HOUSING affordability is under attack in Manitoba as a combination of higher house prices and rising interest rates drive up the cost of owning a home.
A new quarterly housing-affordability report from RBC Economics shows there was a further erosion in housing affordability locally and nationally in the second quarter this year.
"Generally, housing affordability is modestly poorer than it has been, on average, since the mid-1980s in Manitoba and may be exerting some mild stress on homebuyers," the report said.
It said two of the three most popular types of homes -- two-storeys and condominiums -- became costlier to own in Manitoba in the second quarter.
It said the percentage of household income needed to own a two-storey home jumped 1.8 per cent to 39.9 per cent from 38.1 per cent in the first quarter this year. It was up 1.1 per cent from a year earlier.
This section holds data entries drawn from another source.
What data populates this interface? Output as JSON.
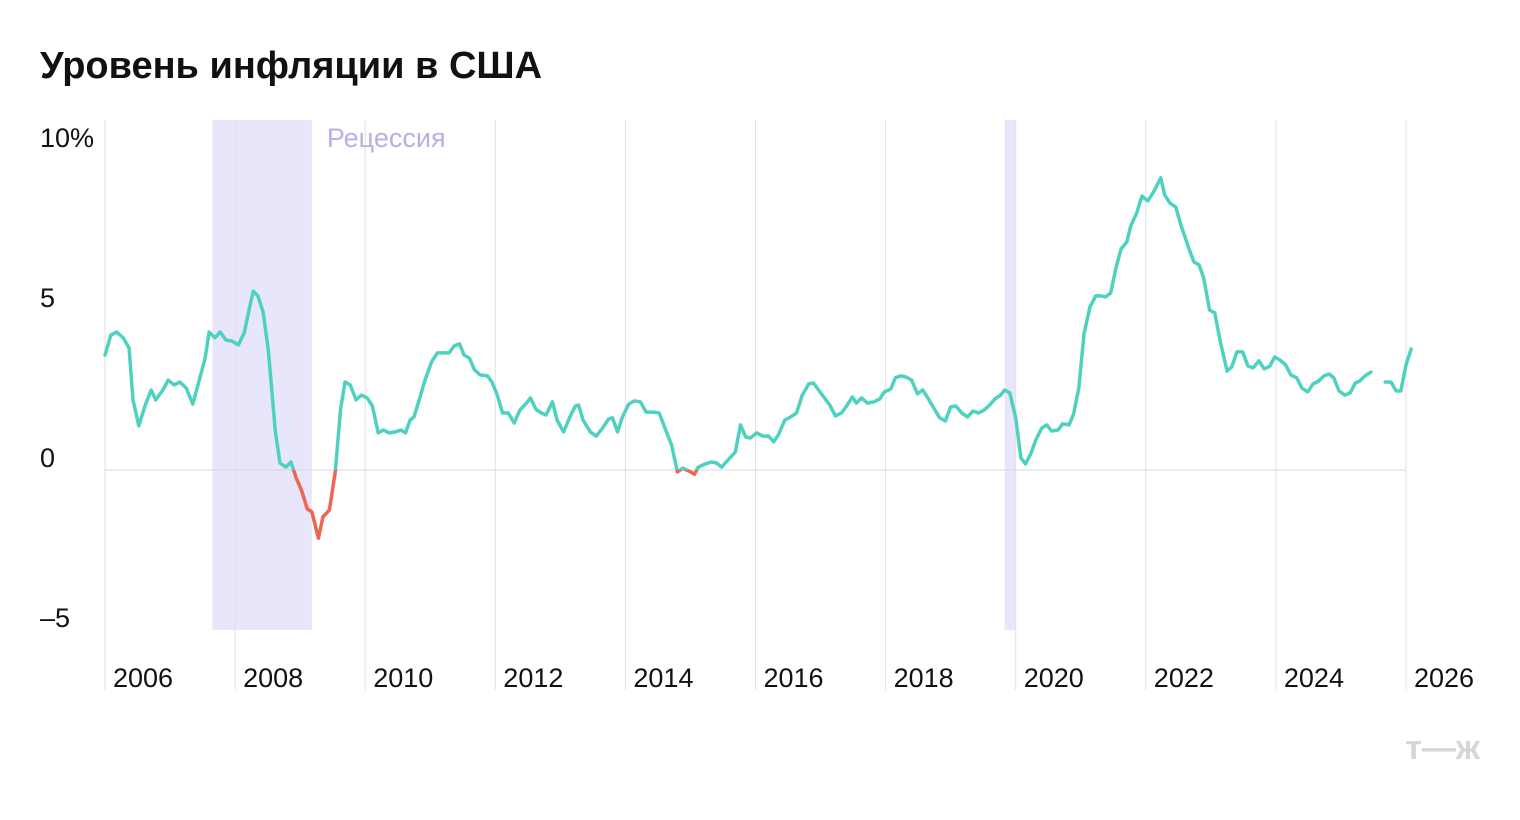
{
  "chart_data": {
    "type": "line",
    "title": "Уровень инфляции в США",
    "recession_label": "Рецессия",
    "logo": "т—ж",
    "color": "#4fd1c0",
    "negative_color": "#ec6651",
    "recession_color": "#e8e6fa",
    "grid": true,
    "xlim": [
      2006,
      2026
    ],
    "xticks": [
      2006,
      2008,
      2010,
      2012,
      2014,
      2016,
      2018,
      2020,
      2022,
      2024,
      2026
    ],
    "ylim": [
      -5,
      11
    ],
    "yticks": [
      {
        "value": -5,
        "label": "–5"
      },
      0,
      5,
      {
        "value": 10,
        "label": "10%"
      }
    ],
    "recessions": [
      {
        "start": 2007.65,
        "end": 2009.18
      },
      {
        "start": 2019.83,
        "end": 2020.0
      }
    ],
    "x": [
      2006.0,
      2006.09,
      2006.18,
      2006.28,
      2006.37,
      2006.43,
      2006.52,
      2006.62,
      2006.71,
      2006.78,
      2006.89,
      2006.97,
      2007.06,
      2007.15,
      2007.25,
      2007.35,
      2007.45,
      2007.54,
      2007.6,
      2007.69,
      2007.77,
      2007.86,
      2007.95,
      2008.05,
      2008.14,
      2008.23,
      2008.28,
      2008.35,
      2008.43,
      2008.51,
      2008.62,
      2008.69,
      2008.78,
      2008.86,
      2008.94,
      2009.02,
      2009.11,
      2009.18,
      2009.28,
      2009.35,
      2009.45,
      2009.54,
      2009.62,
      2009.69,
      2009.77,
      2009.86,
      2009.94,
      2010.03,
      2010.11,
      2010.2,
      2010.28,
      2010.37,
      2010.46,
      2010.55,
      2010.62,
      2010.69,
      2010.75,
      2010.83,
      2010.92,
      2011.02,
      2011.11,
      2011.2,
      2011.29,
      2011.37,
      2011.45,
      2011.52,
      2011.6,
      2011.68,
      2011.77,
      2011.88,
      2011.95,
      2012.03,
      2012.11,
      2012.2,
      2012.29,
      2012.38,
      2012.48,
      2012.54,
      2012.63,
      2012.71,
      2012.78,
      2012.88,
      2012.95,
      2013.05,
      2013.14,
      2013.23,
      2013.28,
      2013.35,
      2013.46,
      2013.55,
      2013.65,
      2013.74,
      2013.8,
      2013.88,
      2013.95,
      2014.05,
      2014.14,
      2014.23,
      2014.32,
      2014.42,
      2014.52,
      2014.62,
      2014.71,
      2014.8,
      2014.88,
      2014.98,
      2015.06,
      2015.12,
      2015.23,
      2015.32,
      2015.4,
      2015.48,
      2015.55,
      2015.62,
      2015.69,
      2015.77,
      2015.85,
      2015.92,
      2016.02,
      2016.11,
      2016.2,
      2016.28,
      2016.35,
      2016.45,
      2016.54,
      2016.63,
      2016.72,
      2016.82,
      2016.89,
      2016.97,
      2017.06,
      2017.14,
      2017.23,
      2017.32,
      2017.4,
      2017.49,
      2017.55,
      2017.63,
      2017.72,
      2017.82,
      2017.91,
      2017.98,
      2018.08,
      2018.15,
      2018.23,
      2018.31,
      2018.4,
      2018.49,
      2018.57,
      2018.65,
      2018.74,
      2018.83,
      2018.92,
      2019.0,
      2019.08,
      2019.17,
      2019.26,
      2019.34,
      2019.43,
      2019.52,
      2019.6,
      2019.68,
      2019.77,
      2019.83,
      2019.91,
      2020.0,
      2020.08,
      2020.15,
      2020.23,
      2020.31,
      2020.4,
      2020.48,
      2020.55,
      2020.65,
      2020.72,
      2020.82,
      2020.89,
      2020.97,
      2021.05,
      2021.14,
      2021.23,
      2021.31,
      2021.38,
      2021.46,
      2021.54,
      2021.62,
      2021.71,
      2021.77,
      2021.86,
      2021.94,
      2022.03,
      2022.11,
      2022.23,
      2022.29,
      2022.37,
      2022.46,
      2022.55,
      2022.66,
      2022.74,
      2022.82,
      2022.89,
      2022.98,
      2023.06,
      2023.14,
      2023.25,
      2023.32,
      2023.4,
      2023.49,
      2023.57,
      2023.65,
      2023.74,
      2023.82,
      2023.91,
      2023.98,
      2024.06,
      2024.15,
      2024.23,
      2024.32,
      2024.4,
      2024.49,
      2024.57,
      2024.66,
      2024.74,
      2024.82,
      2024.89,
      2024.97,
      2025.06,
      2025.14,
      2025.22,
      2025.29,
      2025.37,
      2025.46,
      2025.55,
      2025.68,
      2025.77,
      2025.85,
      2025.92,
      2026.0,
      2026.08
    ],
    "values": [
      3.59,
      4.22,
      4.31,
      4.13,
      3.81,
      2.19,
      1.38,
      2.03,
      2.5,
      2.19,
      2.5,
      2.81,
      2.66,
      2.75,
      2.56,
      2.06,
      2.81,
      3.5,
      4.31,
      4.13,
      4.31,
      4.06,
      4.03,
      3.91,
      4.28,
      5.16,
      5.59,
      5.44,
      4.94,
      3.75,
      1.19,
      0.22,
      0.09,
      0.25,
      -0.25,
      -0.63,
      -1.22,
      -1.31,
      -2.13,
      -1.47,
      -1.25,
      -0.06,
      1.88,
      2.75,
      2.66,
      2.19,
      2.34,
      2.25,
      2.0,
      1.16,
      1.25,
      1.16,
      1.19,
      1.25,
      1.16,
      1.56,
      1.66,
      2.19,
      2.81,
      3.38,
      3.66,
      3.66,
      3.66,
      3.88,
      3.94,
      3.59,
      3.5,
      3.13,
      2.97,
      2.94,
      2.75,
      2.34,
      1.78,
      1.78,
      1.47,
      1.88,
      2.09,
      2.25,
      1.88,
      1.78,
      1.72,
      2.13,
      1.56,
      1.19,
      1.63,
      2.0,
      2.03,
      1.56,
      1.19,
      1.06,
      1.31,
      1.59,
      1.63,
      1.19,
      1.63,
      2.06,
      2.16,
      2.13,
      1.81,
      1.81,
      1.78,
      1.25,
      0.78,
      -0.06,
      0.06,
      -0.03,
      -0.13,
      0.09,
      0.19,
      0.25,
      0.22,
      0.09,
      0.25,
      0.41,
      0.56,
      1.41,
      1.03,
      1.0,
      1.16,
      1.06,
      1.06,
      0.88,
      1.09,
      1.56,
      1.66,
      1.78,
      2.34,
      2.69,
      2.72,
      2.5,
      2.25,
      2.03,
      1.69,
      1.78,
      2.0,
      2.28,
      2.09,
      2.25,
      2.09,
      2.13,
      2.22,
      2.44,
      2.53,
      2.88,
      2.94,
      2.91,
      2.81,
      2.38,
      2.5,
      2.25,
      1.94,
      1.63,
      1.53,
      1.97,
      2.0,
      1.78,
      1.66,
      1.84,
      1.78,
      1.88,
      2.03,
      2.22,
      2.34,
      2.5,
      2.41,
      1.63,
      0.38,
      0.19,
      0.5,
      0.94,
      1.31,
      1.41,
      1.22,
      1.25,
      1.44,
      1.41,
      1.75,
      2.56,
      4.25,
      5.09,
      5.44,
      5.44,
      5.41,
      5.53,
      6.31,
      6.91,
      7.13,
      7.63,
      8.03,
      8.56,
      8.41,
      8.66,
      9.13,
      8.59,
      8.34,
      8.22,
      7.59,
      6.94,
      6.5,
      6.41,
      6.0,
      5.0,
      4.91,
      4.06,
      3.09,
      3.22,
      3.69,
      3.69,
      3.25,
      3.19,
      3.41,
      3.16,
      3.25,
      3.53,
      3.44,
      3.28,
      2.97,
      2.88,
      2.56,
      2.44,
      2.69,
      2.78,
      2.94,
      3.0,
      2.88,
      2.47,
      2.34,
      2.41,
      2.72,
      2.78,
      2.94,
      3.06,
      null,
      2.75,
      2.75,
      2.47,
      2.47,
      3.28,
      3.78
    ]
  }
}
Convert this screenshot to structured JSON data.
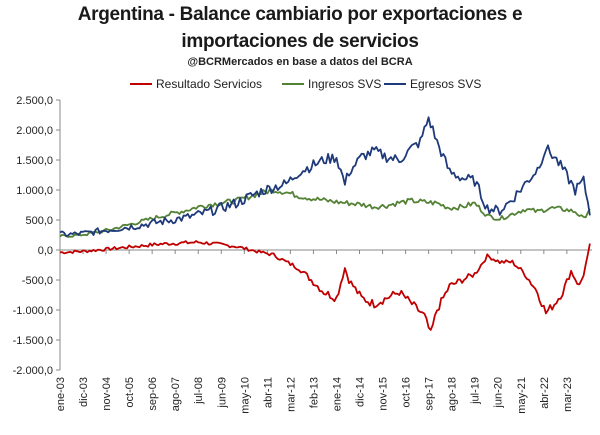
{
  "chart_data": {
    "type": "line",
    "title": "Argentina - Balance cambiario por exportaciones e importaciones de servicios",
    "title_line1": "Argentina - Balance cambiario por exportaciones e",
    "title_line2": "importaciones de servicios",
    "subtitle": "@BCRMercados en base a datos del BCRA",
    "xlabel": "",
    "ylabel": "",
    "ylim": [
      -2000,
      2500
    ],
    "yticks": [
      "2.500,0",
      "2.000,0",
      "1.500,0",
      "1.000,0",
      "500,0",
      "0,0",
      "-500,0",
      "-1.000,0",
      "-1.500,0",
      "-2.000,0"
    ],
    "ytick_values": [
      2500,
      2000,
      1500,
      1000,
      500,
      0,
      -500,
      -1000,
      -1500,
      -2000
    ],
    "xticks": [
      "ene-03",
      "dic-03",
      "nov-04",
      "oct-05",
      "sep-06",
      "ago-07",
      "jul-08",
      "jun-09",
      "may-10",
      "abr-11",
      "mar-12",
      "feb-13",
      "ene-14",
      "dic-14",
      "nov-15",
      "oct-16",
      "sep-17",
      "ago-18",
      "jul-19",
      "jun-20",
      "may-21",
      "abr-22",
      "mar-23"
    ],
    "xtick_months": [
      0,
      11,
      22,
      33,
      44,
      55,
      66,
      77,
      88,
      99,
      110,
      121,
      132,
      143,
      154,
      165,
      176,
      187,
      198,
      209,
      220,
      231,
      242
    ],
    "x_start": "2003-01",
    "x_end": "2024-01",
    "legend_position": "top",
    "grid": false,
    "colors": {
      "resultado": "#c00000",
      "ingresos": "#548235",
      "egresos": "#1f3a7a"
    },
    "series": [
      {
        "name": "Resultado Servicios",
        "color": "#c00000",
        "points": [
          [
            0,
            -40
          ],
          [
            6,
            -30
          ],
          [
            12,
            -20
          ],
          [
            24,
            20
          ],
          [
            36,
            60
          ],
          [
            48,
            100
          ],
          [
            60,
            120
          ],
          [
            66,
            130
          ],
          [
            72,
            110
          ],
          [
            84,
            60
          ],
          [
            96,
            -40
          ],
          [
            102,
            -80
          ],
          [
            108,
            -200
          ],
          [
            114,
            -300
          ],
          [
            120,
            -500
          ],
          [
            126,
            -700
          ],
          [
            132,
            -800
          ],
          [
            136,
            -300
          ],
          [
            138,
            -500
          ],
          [
            144,
            -800
          ],
          [
            150,
            -900
          ],
          [
            156,
            -800
          ],
          [
            162,
            -700
          ],
          [
            168,
            -900
          ],
          [
            174,
            -1100
          ],
          [
            177,
            -1400
          ],
          [
            180,
            -1000
          ],
          [
            186,
            -600
          ],
          [
            192,
            -500
          ],
          [
            198,
            -400
          ],
          [
            204,
            -100
          ],
          [
            210,
            -200
          ],
          [
            216,
            -200
          ],
          [
            222,
            -400
          ],
          [
            228,
            -700
          ],
          [
            232,
            -1050
          ],
          [
            236,
            -900
          ],
          [
            240,
            -700
          ],
          [
            244,
            -350
          ],
          [
            248,
            -600
          ],
          [
            250,
            -400
          ],
          [
            252,
            -100
          ],
          [
            253,
            80
          ]
        ]
      },
      {
        "name": "Ingresos SVS",
        "color": "#548235",
        "points": [
          [
            0,
            230
          ],
          [
            6,
            240
          ],
          [
            12,
            260
          ],
          [
            24,
            340
          ],
          [
            36,
            450
          ],
          [
            48,
            560
          ],
          [
            60,
            660
          ],
          [
            66,
            720
          ],
          [
            72,
            760
          ],
          [
            84,
            820
          ],
          [
            96,
            950
          ],
          [
            102,
            1000
          ],
          [
            108,
            960
          ],
          [
            114,
            900
          ],
          [
            120,
            860
          ],
          [
            126,
            830
          ],
          [
            132,
            800
          ],
          [
            138,
            780
          ],
          [
            144,
            760
          ],
          [
            150,
            720
          ],
          [
            156,
            740
          ],
          [
            162,
            790
          ],
          [
            168,
            820
          ],
          [
            174,
            800
          ],
          [
            180,
            780
          ],
          [
            186,
            700
          ],
          [
            192,
            720
          ],
          [
            198,
            780
          ],
          [
            204,
            570
          ],
          [
            210,
            520
          ],
          [
            216,
            600
          ],
          [
            222,
            680
          ],
          [
            228,
            640
          ],
          [
            234,
            700
          ],
          [
            240,
            680
          ],
          [
            246,
            640
          ],
          [
            250,
            520
          ],
          [
            253,
            700
          ]
        ]
      },
      {
        "name": "Egresos SVS",
        "color": "#1f3a7a",
        "points": [
          [
            0,
            260
          ],
          [
            6,
            260
          ],
          [
            12,
            280
          ],
          [
            24,
            340
          ],
          [
            36,
            400
          ],
          [
            48,
            470
          ],
          [
            60,
            540
          ],
          [
            66,
            590
          ],
          [
            72,
            650
          ],
          [
            84,
            780
          ],
          [
            96,
            980
          ],
          [
            102,
            1050
          ],
          [
            108,
            1100
          ],
          [
            114,
            1300
          ],
          [
            120,
            1400
          ],
          [
            126,
            1500
          ],
          [
            132,
            1550
          ],
          [
            136,
            1100
          ],
          [
            138,
            1300
          ],
          [
            144,
            1550
          ],
          [
            150,
            1650
          ],
          [
            156,
            1550
          ],
          [
            162,
            1500
          ],
          [
            168,
            1700
          ],
          [
            172,
            1800
          ],
          [
            176,
            2200
          ],
          [
            180,
            1800
          ],
          [
            186,
            1300
          ],
          [
            192,
            1200
          ],
          [
            198,
            1150
          ],
          [
            204,
            700
          ],
          [
            210,
            650
          ],
          [
            216,
            850
          ],
          [
            222,
            1100
          ],
          [
            228,
            1350
          ],
          [
            232,
            1700
          ],
          [
            236,
            1550
          ],
          [
            240,
            1350
          ],
          [
            246,
            1000
          ],
          [
            250,
            1150
          ],
          [
            252,
            800
          ],
          [
            253,
            620
          ]
        ]
      }
    ]
  }
}
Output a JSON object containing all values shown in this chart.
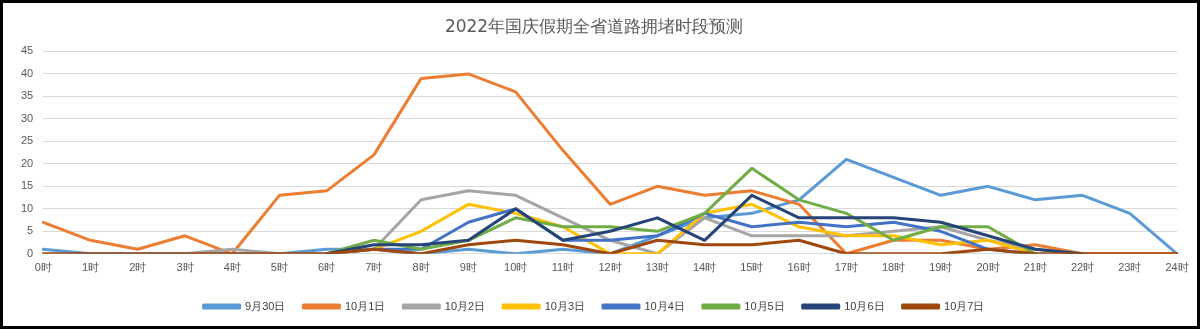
{
  "chart_data": {
    "type": "line",
    "title": "2022年国庆假期全省道路拥堵时段预测",
    "categories": [
      "0时",
      "1时",
      "2时",
      "3时",
      "4时",
      "5时",
      "6时",
      "7时",
      "8时",
      "9时",
      "10时",
      "11时",
      "12时",
      "13时",
      "14时",
      "15时",
      "16时",
      "17时",
      "18时",
      "19时",
      "20时",
      "21时",
      "22时",
      "23时",
      "24时"
    ],
    "ylim": [
      0,
      45
    ],
    "yticks": [
      0,
      5,
      10,
      15,
      20,
      25,
      30,
      35,
      40,
      45
    ],
    "grid": "y",
    "legend": "bottom",
    "marker": "none",
    "line_style": "solid",
    "series": [
      {
        "name": "9月30日",
        "color": "#5b9bd5",
        "values": [
          1,
          0,
          0,
          0,
          0,
          0,
          1,
          1,
          0,
          1,
          0,
          1,
          0,
          4,
          8,
          9,
          12,
          21,
          17,
          13,
          15,
          12,
          13,
          9,
          0
        ]
      },
      {
        "name": "10月1日",
        "color": "#ed7d31",
        "values": [
          7,
          3,
          1,
          4,
          0,
          13,
          14,
          22,
          39,
          40,
          36,
          23,
          11,
          15,
          13,
          14,
          11,
          0,
          3,
          3,
          1,
          2,
          0,
          0,
          0
        ]
      },
      {
        "name": "10月2日",
        "color": "#a5a5a5",
        "values": [
          null,
          null,
          null,
          0,
          1,
          0,
          0,
          1,
          12,
          14,
          13,
          8,
          3,
          0,
          8,
          4,
          4,
          4,
          5,
          6,
          3,
          1,
          0,
          null,
          null
        ]
      },
      {
        "name": "10月3日",
        "color": "#ffc000",
        "values": [
          null,
          null,
          null,
          null,
          null,
          null,
          0,
          1,
          5,
          11,
          9,
          6,
          0,
          0,
          9,
          11,
          6,
          4,
          4,
          2,
          3,
          0,
          null,
          null,
          null
        ]
      },
      {
        "name": "10月4日",
        "color": "#4472c4",
        "values": [
          null,
          null,
          null,
          null,
          null,
          null,
          0,
          1,
          1,
          7,
          10,
          3,
          3,
          4,
          9,
          6,
          7,
          6,
          7,
          5,
          1,
          0,
          null,
          null,
          null
        ]
      },
      {
        "name": "10月5日",
        "color": "#70ad47",
        "values": [
          null,
          null,
          null,
          null,
          null,
          null,
          0,
          3,
          1,
          3,
          8,
          6,
          6,
          5,
          9,
          19,
          12,
          9,
          3,
          6,
          6,
          0,
          null,
          null,
          null
        ]
      },
      {
        "name": "10月6日",
        "color": "#264478",
        "values": [
          null,
          null,
          null,
          null,
          null,
          null,
          0,
          2,
          2,
          3,
          10,
          3,
          5,
          8,
          3,
          13,
          8,
          8,
          8,
          7,
          4,
          1,
          0,
          null,
          null
        ]
      },
      {
        "name": "10月7日",
        "color": "#9e480e",
        "values": [
          0,
          0,
          0,
          0,
          0,
          0,
          0,
          1,
          0,
          2,
          3,
          2,
          0,
          3,
          2,
          2,
          3,
          0,
          0,
          0,
          1,
          0,
          0,
          0,
          0
        ]
      }
    ]
  }
}
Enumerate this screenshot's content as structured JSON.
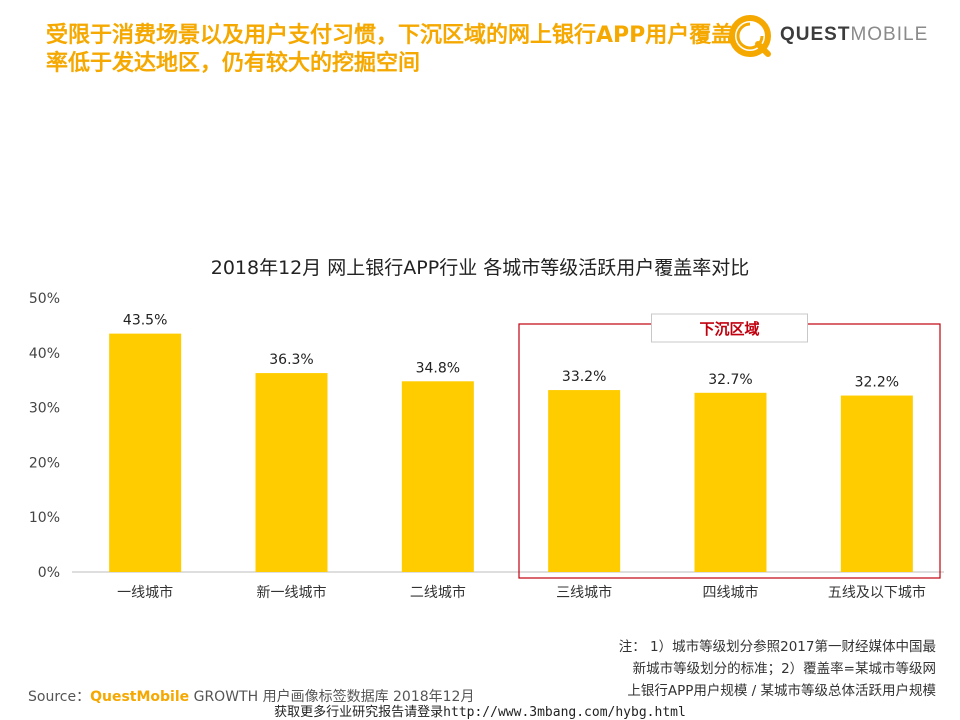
{
  "header": {
    "headline": "受限于消费场景以及用户支付习惯，下沉区域的网上银行APP用户覆盖率低于发达地区，仍有较大的挖掘空间"
  },
  "logo": {
    "quest": "QUEST",
    "mobile": "MOBILE"
  },
  "colors": {
    "bar": "#FFCC00",
    "accent": "#F5A800",
    "highlight_border": "#C0000E",
    "highlight_text": "#C0000E"
  },
  "chart_data": {
    "type": "bar",
    "title": "2018年12月 网上银行APP行业 各城市等级活跃用户覆盖率对比",
    "categories": [
      "一线城市",
      "新一线城市",
      "二线城市",
      "三线城市",
      "四线城市",
      "五线及以下城市"
    ],
    "values": [
      43.5,
      36.3,
      34.8,
      33.2,
      32.7,
      32.2
    ],
    "data_labels": [
      "43.5%",
      "36.3%",
      "34.8%",
      "33.2%",
      "32.7%",
      "32.2%"
    ],
    "ylim": [
      0,
      50
    ],
    "yticks": [
      "0%",
      "10%",
      "20%",
      "30%",
      "40%",
      "50%"
    ],
    "grid": false,
    "highlight": {
      "label": "下沉区域",
      "categories": [
        "三线城市",
        "四线城市",
        "五线及以下城市"
      ]
    }
  },
  "note": {
    "line1": "注：  1）城市等级划分参照2017第一财经媒体中国最",
    "line2": "新城市等级划分的标准；2）覆盖率=某城市等级网",
    "line3": "上银行APP用户规模 / 某城市等级总体活跃用户规模"
  },
  "source": {
    "prefix": "Source：",
    "brand": "QuestMobile",
    "text": " GROWTH 用户画像标签数据库 2018年12月"
  },
  "footer": {
    "text": "获取更多行业研究报告请登录http://www.3mbang.com/hybg.html"
  }
}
The quarter-to-quarter increase for condos was a more modest 0.2 per cent -- 24.2 per cent versus 24.0 per cent-- and the year-over-year gain was 0.4 per cent.
Bungalow owners and buyers got a bit of a break, with the affordability index dipping 0.2 per cent to 38.1 per cent from the first to second quarters.
But the Q2 rate was still 0.3 per cent higher than a year earlier.
RBC said escalating house prices were the main reason for the erosion in affordability from quarter to quarter.
It said the average price of a standard two-storey home jumped 7.9 per cent to $325,800, the average price of a standard condo rose 2.1 per cent to $200,000 and the average price of a standard bungalow edged up 0.7 per cent to $311,100.
However, rising interest rates are expected to have the biggest effect on home affordability in the last half of this year.
RBC senior economist Robert Hogue said lenders have been bumping up mortgage rates in recent months because of rising yields in the bond markets, and the trend is likely to continue.
But Hogue said the good news for homeowners and buyers is mortgage rates are expected to climb at a slower pace in the coming months, and that should slow the erosion in affordability.
RBC and most major Canadian banks boosted mortgage rates last week. RBC raised many of its rates by between 0.2 and 20 basis points.
For example, its fixed, five-year closed rate climbed to 5.34 per cent and its five-year special rate rose to 3.89 per cent.
RBC expects Canadian economic growth to accelerate later this year and in 2014 as the long-awaited U.S. economic rebound picks up steam.
Stronger economic growth usually leads to higher household incomes, which will help offset the negative impact of higher mortgage rates.
Nationally, the affordability index rose 0.3 percentage points to 42.7 per cent for a detached bungalow and 0.4 per cent to 48.4 per cent for a standard two-storey home. The index on a condo was unchanged at 27.9 per cent.
Vancouver and Toronto continued as the least affordable cities in Canada in which to own a home.
During the second quarter, Vancouver's affordability reading rose 2.2 percentage points to 82.1 per cent on a detached bungalow, while Toronto's edged up half a percentage point to 54.5 per cent.